Human peripheral blood mononuclear cells (PBMC) are composed of heterogeneous populations of various immune cell types. CD4+ and CD8+ T cells are known to exist in various functional and differentiated states. Following antigen experience, naïve T cells are thought to progressively differentiate along a path through central memory, effector memory, and terminally differentiated effector states. Markers for differentiating PBMC T cells into these subtypes using multiparametric flow cytometry include: CD3, CD4, CD8, CD45RA or CD45RO, and CCR7 or CD62L.

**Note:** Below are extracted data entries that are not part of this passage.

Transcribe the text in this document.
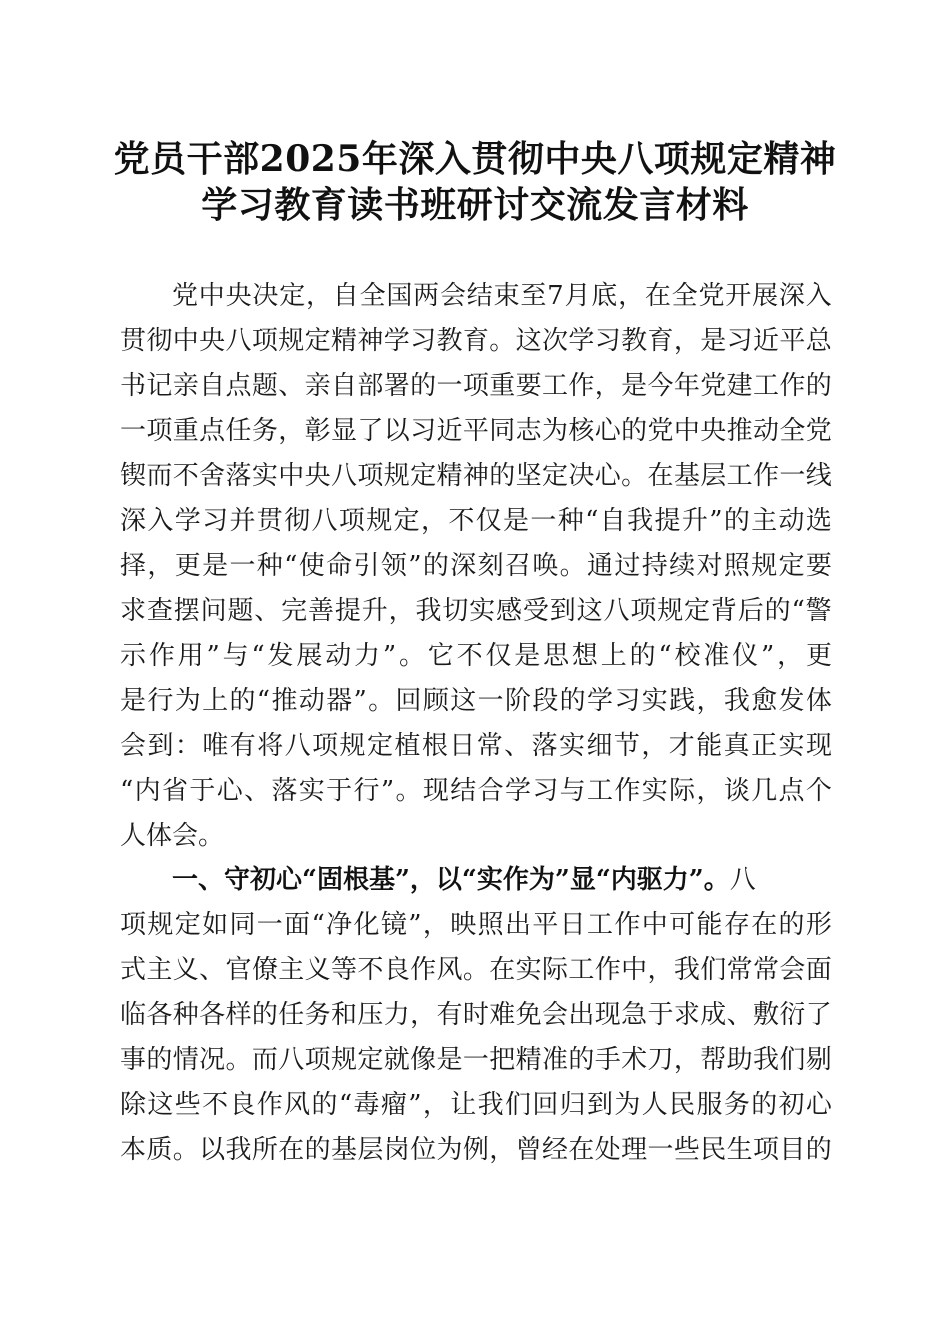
党员干部2025年深入贯彻中央八项规定精神
学习教育读书班研讨交流发言材料
党 中 央 决 定 ， 自 全 国 两 会 结 束 至 7 月 底 ， 在 全 党 开 展 深 入
贯 彻 中 央 八 项 规 定 精 神 学 习 教 育 。 这 次 学 习 教 育 ， 是 习 近 平 总
书 记 亲 自 点 题 、 亲 自 部 署 的 一 项 重 要 工 作 ， 是 今 年 党 建 工 作 的
一 项 重 点 任 务 ， 彰 显 了 以 习 近 平 同 志 为 核 心 的 党 中 央 推 动 全 党
锲 而 不 舍 落 实 中 央 八 项 规 定 精 神 的 坚 定 决 心 。 在 基 层 工 作 一 线
深 入 学 习 并 贯 彻 八 项 规 定 ， 不 仅 是 一 种 “ 自 我 提 升 ” 的 主 动 选
择 ， 更 是 一 种 “ 使 命 引 领 ” 的 深 刻 召 唤 。 通 过 持 续 对 照 规 定 要
求 查 摆 问 题 、 完 善 提 升 ， 我 切 实 感 受 到 这 八 项 规 定 背 后 的 “ 警
示 作 用 ” 与 “ 发 展 动 力 ” 。 它 不 仅 是 思 想 上 的 “ 校 准 仪 ” ， 更
是 行 为 上 的 “ 推 动 器 ” 。 回 顾 这 一 阶 段 的 学 习 实 践 ， 我 愈 发 体
会 到 ： 唯 有 将 八 项 规 定 植 根 日 常 、 落 实 细 节 ， 才 能 真 正 实 现
“ 内 省 于 心 、 落 实 于 行 ” 。 现 结 合 学 习 与 工 作 实 际 ， 谈 几 点 个
人体会。
一、守初心“固根基”，以“实作为”显“内驱力”。 八
项 规 定 如 同 一 面 “ 净 化 镜 ” ， 映 照 出 平 日 工 作 中 可 能 存 在 的 形
式 主 义 、 官 僚 主 义 等 不 良 作 风 。 在 实 际 工 作 中 ， 我 们 常 常 会 面
临 各 种 各 样 的 任 务 和 压 力 ， 有 时 难 免 会 出 现 急 于 求 成 、 敷 衍 了
事 的 情 况 。 而 八 项 规 定 就 像 是 一 把 精 准 的 手 术 刀 ， 帮 助 我 们 剔
除 这 些 不 良 作 风 的 “ 毒 瘤 ” ， 让 我 们 回 归 到 为 人 民 服 务 的 初 心
本 质 。 以 我 所 在 的 基 层 岗 位 为 例 ， 曾 经 在 处 理 一 些 民 生 项 目 的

The cytokine milieu T cells are exposed to during antigen encounter directs differentiation into various subtypes that exhibit unique functional properties and gene expression programs including cytokines, transcription factors, and surface markers. This is true for both CD4+ and CD8+ T cells. In a previous post, I discussed various markers that can be utilized by flow cytometry to identify CD4+ TH1, TH2, and TH17 populations in human PBMC.
CD8+ T cells can also differentiate into unique subsets similar to TH1, TH2, and TH17 CD4+ T cells. The CD8+ versions of these subsets are referred to as TC1, TC2, and TC17 CD8+ T cells, respectively, and are defined by expression of the same characteristic cytokines as their CD4+ counterparts.
As previously discussed, expression of subset-specific surface markers is easily determined by flow cytometry. Identification of intracellular cytokine production in T cells can be assessed following 4-6 hours of TCR stimulation with anti-CD3 and anti-CD28 antibodies or the combination of Phorbol 12-Myristate 13-Acetate (PMA) and ionomycin in the presence of brefeldin A or monensin. The cells are then fixed and permeabilized with buffers such as BD Biosciences’ Cytofix Cytoperm buffer set followed by antibody staining for cytokine expression and flow cytometry.
Like CD4+ TH1 cells, CD8+ TC1 cells characteristically produce IFNγ. This population is by far the most common cytokine-producing CD8+ cell subset, and is very easy to identify using intracellular staining for IFNγ.
As with CD4+ TH2 cells, CD8+ TC2 cells can be identified by expression of IL-4, IL-5, and IL-13. Cosmi et. al, found that the surface marker CRTH2 was a robust marker for identification of CD8+ and CD4+ cells producing IL-4, IL-5, and IL-13 expression but not IFNγ. Expression of chemokine receptors CCR3 and CCR4 however, did not exclude IFNγ-producing cells. Because expression of IL-4, IL-5, and IL-13 can be difficult to detect, CRTH2 may be the easiest of these markers for TC2 identification in human PBMC.
CD8+ TC17 cells are characterized by expression of the cytokine IL-17. Expression of the chemokine receptors CCR5 and CCR6 were shown to enrich for IL-17 producing CD8+ cells. However CCR5 and CCR6 expression are also associated with TC1 cells, and thus may not be useful to differentiate between these subsets.
Figure: Expression of IFNγ, IL-17, and CRTH2 in CD8+ T cells from PBMC stimulated with for 4 hours with PMA/ionomycin.
In my own studies, I have utilized TCR or PMA/ionomycin stimulation of PBMCs to successfully identify IFNγ (TC1) and IL-17 (TC17) expressing cells, and CRTH2 expression to identify TC2 cells, as these may be the most robust markers for identification of these unique CD8+ T cell populations. Note also that these same markers reliably detect CD4+ TH1, TH17, and TH2 cells, respectively. Thus, these markers are useful to quantitate and study the function of both CD8+ and CD4+ subsets in human PBMC.
Generation of polarized antigen-specific CD8 effector populations: reciprocal action of interleukin (IL)-4 and IL-12 in promoting type 2 versus type 1 cytokine profiles. Croft M, Carter L, Swain SL, Dutton RW. J Exp Med. 1994 Nov 1;180(5):1715-28.
CRTH2 is the most reliable marker for the detection of circulating human type 2 Th and type 2 T cytotoxic cells in health and disease. Cosmi L, Annunziato F, Galli MIG, Maggi RME, Nagata K, Romagnani S. Eur J Immunol. 2000 Oct;30(10):2972-9.
Cutting edge: Phenotypic characterization and differentiation of human CD8+ T cells producing IL-17. Kondo T, Takata H, Matsuki F, Takiguchi M. J Immunol. 2009 Feb 15;182(4):1794-8.
Functional expression of chemokine receptor CCR6 on human effector memory CD8+ T cells. Kondo T, Takata H, Takiguchi M. Eur J Immunol. 2007 Jan;37(1):54-65.